If you plug in the numbers (mass of earth, radius of earth, G) you will get a value of around 9.8 m/s^2 (that's what we call g).

so that the moon and Earth would fall toward each other at 9.8 m/s/s just as a bowling ball toward the earth

Careful. Firstly, the distance to the moon is about 60 Earth radii, thus the acceleration due to Earth's gravity at the moon's position is about 1/3600 times smaller than g at the Earth's surface!

Second, if the Earth pulls on the moon (or any object) then the moon (or object) pulls back on the Earth with exactly the same force. But the resulting acceleration is not equal! The Earth is pretty big, so its acceleration due to the force of gravity is usually quite small. For example, as huge as it is, the moon is still only 1/81 times the mass of the earth, so the acceleration of the Earth due to the moon is 1/81 times smaller that the acceleration of the moon due to the earth. That's pretty small. Can you imagine how much smaller is the acceleration of the Earth due to the attraction of a bowling ball? Undetectable!

I hope this helps a little.

Note: I see that jcsd has already answered the question.

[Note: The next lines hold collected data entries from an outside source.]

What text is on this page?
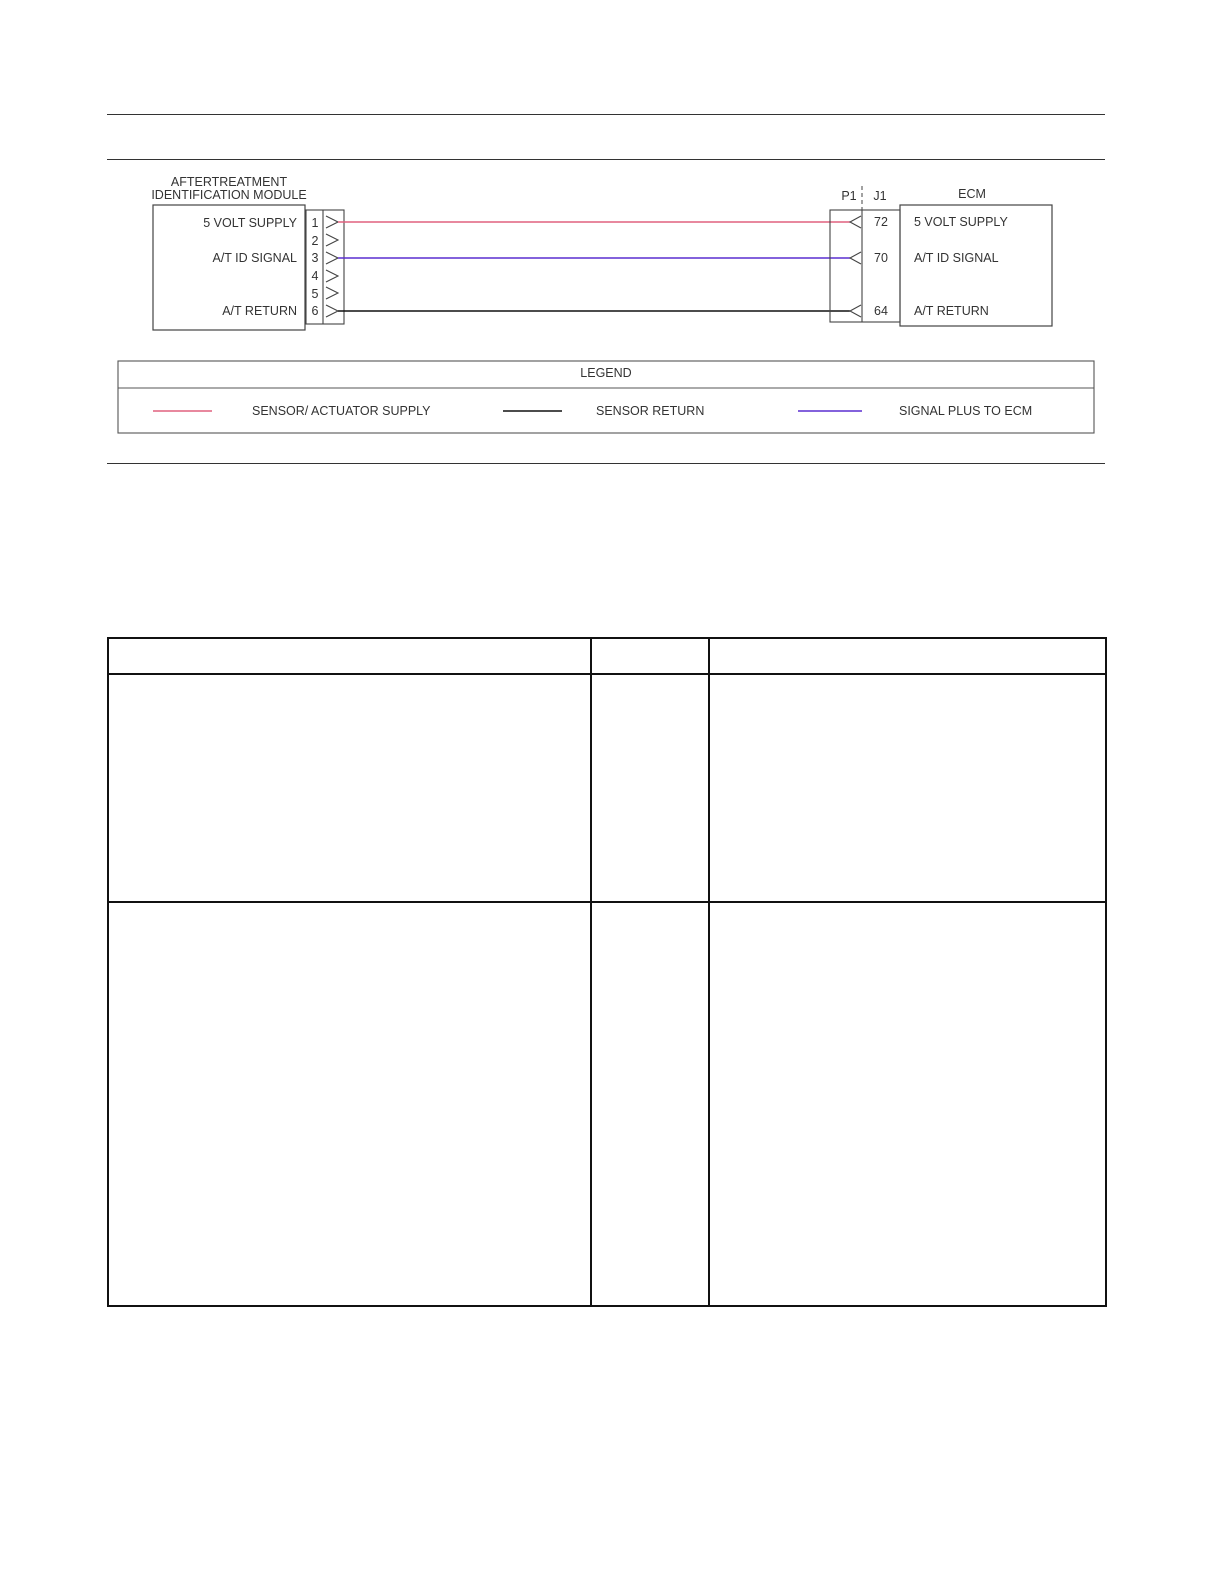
AFTERTREATMENT
IDENTIFICATION MODULE
5 VOLT SUPPLY
A/T ID SIGNAL
A/T RETURN
1
2
3
4
5
6
P1 J1
72
70
64
ECM
5 VOLT SUPPLY
A/T ID SIGNAL
A/T RETURN
LEGEND
SENSOR/ ACTUATOR SUPPLY	SENSOR RETURN	SIGNAL PLUS TO ECM
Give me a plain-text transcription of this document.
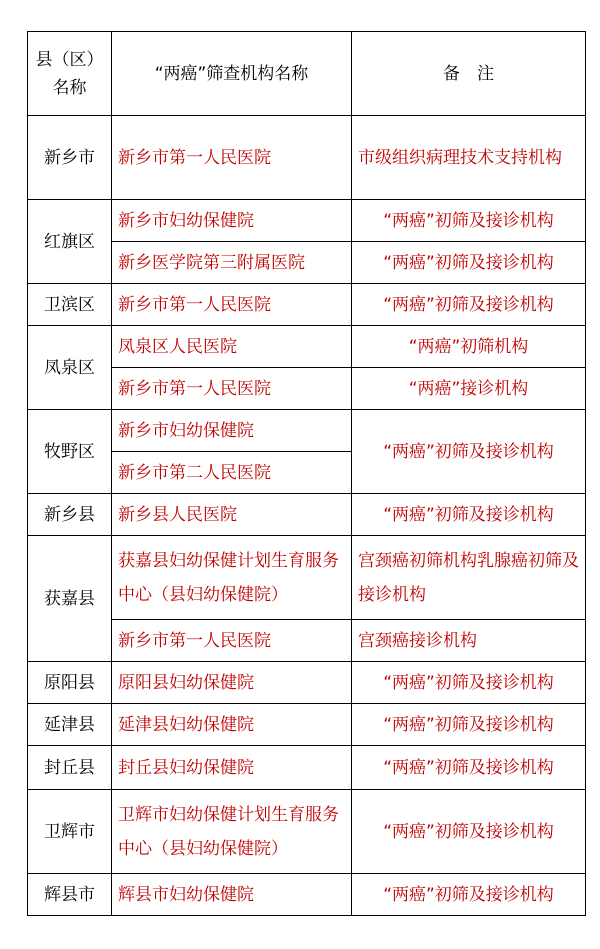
县（区）名称	“两癌”筛查机构名称	备　注
新乡市	新乡市第一人民医院	市级组织病理技术支持机构
红旗区	新乡市妇幼保健院	“两癌”初筛及接诊机构
	新乡医学院第三附属医院	“两癌”初筛及接诊机构
卫滨区	新乡市第一人民医院	“两癌”初筛及接诊机构
凤泉区	凤泉区人民医院	“两癌”初筛机构
	新乡市第一人民医院	“两癌”接诊机构
牧野区	新乡市妇幼保健院	“两癌”初筛及接诊机构
	新乡市第二人民医院	
新乡县	新乡县人民医院	“两癌”初筛及接诊机构
获嘉县	获嘉县妇幼保健计划生育服务中心（县妇幼保健院）	宫颈癌初筛机构乳腺癌初筛及接诊机构
	新乡市第一人民医院	宫颈癌接诊机构
原阳县	原阳县妇幼保健院	“两癌”初筛及接诊机构
延津县	延津县妇幼保健院	“两癌”初筛及接诊机构
封丘县	封丘县妇幼保健院	“两癌”初筛及接诊机构
卫辉市	卫辉市妇幼保健计划生育服务中心（县妇幼保健院）	“两癌”初筛及接诊机构
辉县市	辉县市妇幼保健院	“两癌”初筛及接诊机构
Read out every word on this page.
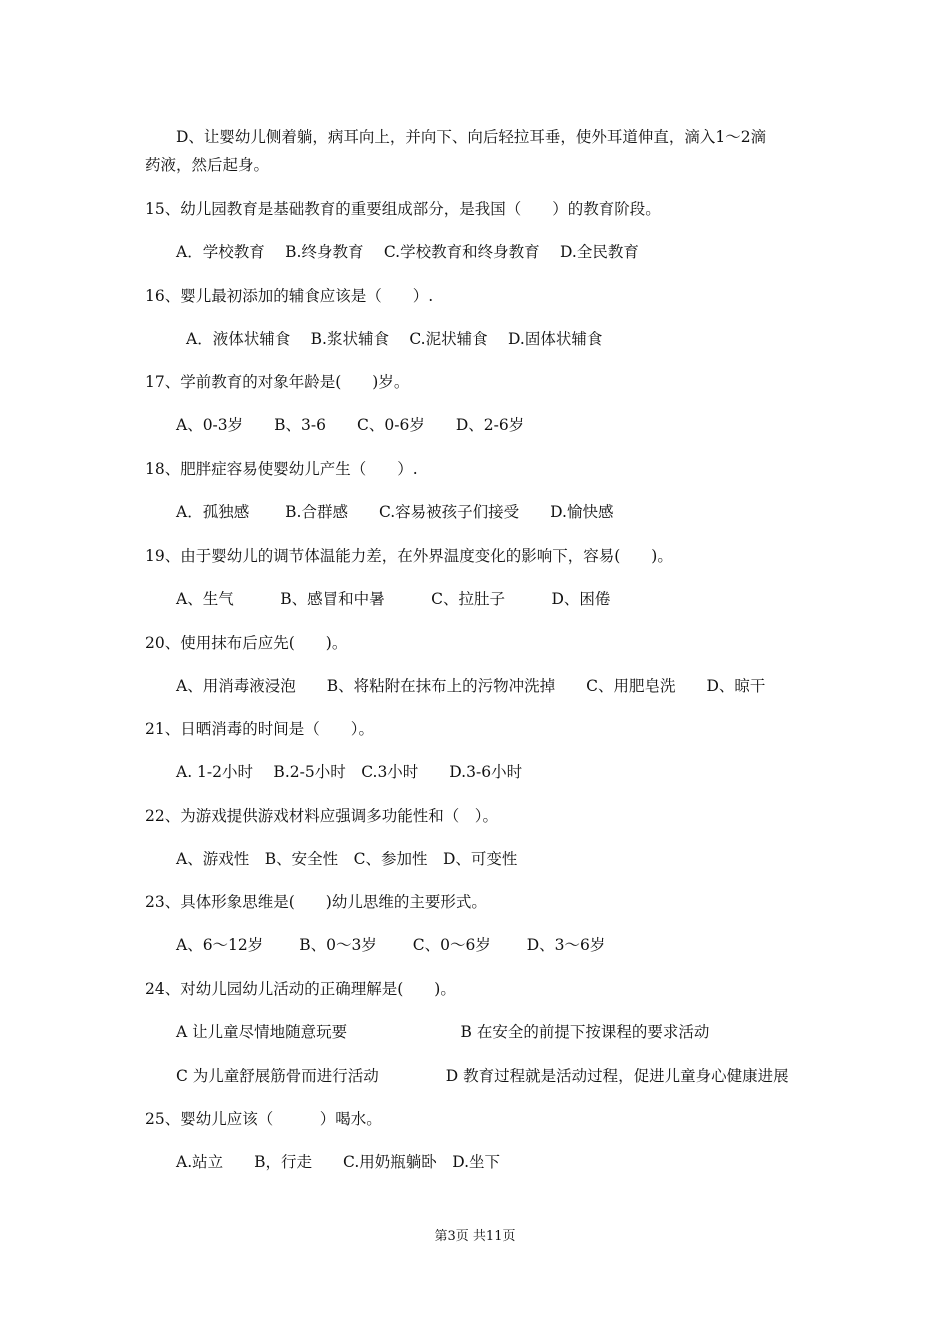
D、让婴幼儿侧着躺，病耳向上，并向下、向后轻拉耳垂，使外耳道伸直，滴入1～2滴
药液，然后起身。
15、幼儿园教育是基础教育的重要组成部分，是我国（　　）的教育阶段。
A．学校教育　 B.终身教育　 C.学校教育和终身教育　 D.全民教育
16、婴儿最初添加的辅食应该是（　　）.
A．液体状辅食　 B.浆状辅食　 C.泥状辅食　 D.固体状辅食
17、学前教育的对象年龄是(　　)岁。
A、0-3岁　　B、3-6　　C、0-6岁　　D、2-6岁
18、肥胖症容易使婴幼儿产生（　　）.
A．孤独感　　 B.合群感　　C.容易被孩子们接受　　D.愉快感
19、由于婴幼儿的调节体温能力差，在外界温度变化的影响下，容易(　　)。
A、生气　　　B、感冒和中暑　　　C、拉肚子　　　D、困倦
20、使用抹布后应先(　　)。
A、用消毒液浸泡　　B、将粘附在抹布上的污物冲洗掉　　C、用肥皂洗　　D、晾干
21、日晒消毒的时间是（　　）。
A. 1-2小时　 B.2-5小时　C.3小时　　D.3-6小时
22、为游戏提供游戏材料应强调多功能性和（　）。
A、游戏性　B、安全性　C、参加性　D、可变性
23、具体形象思维是(　　)幼儿思维的主要形式。
A、6～12岁　　 B、0～3岁　　 C、0～6岁　　 D、3～6岁
24、对幼儿园幼儿活动的正确理解是(　　)。
A 让儿童尽情地随意玩要　　　　　　　 B 在安全的前提下按课程的要求活动
C 为儿童舒展筋骨而进行活动　　　　 D 教育过程就是活动过程，促进儿童身心健康进展
25、婴幼儿应该（　　　）喝水。
A.站立　　B，行走　　C.用奶瓶躺卧　D.坐下
第3页 共11页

Oh well, now you'll hear it twice.

 

[shrumeo]

Ok, I really appreciate the detail that you two gave in your explanations. Thanks!

So, I guess that the idea of every object falling to Earth with the exact same rate of acceleration is an approximation of the actual case? I was just trying to make sure of this so that I could be sure that this "Final Theory" guy is smoking crack. (Oh, I'm looking at my question above and I should have said that g = 9.8 m/s/s is the approximation. It's relation to distance and time wouldn't be, or would it? O well.)

When you said "careful", Doc Al, I wasn't expressing my beliefs or understanding, I was expressing the way one would understand the subject based solely on what we are taught in junior high. O well, no biggie.

Thanks again!

 

[jcsd]

9.8 is only an approximation valid at or near the Earth's surface.

It's interesting that we can do a simlair thing for any object no matter it's mass. For example we could find how much I accelarte the Earth in free fall. If we approximate me to a point mass (which isn't a major approximation if you consider the difference between the Earth's radius and my maximum radius) and take my mass of ~90kg. We find that the accelartion due to my gravity of the Earth ( take r as R_Earth) is about 1.5e-22 ms^-2.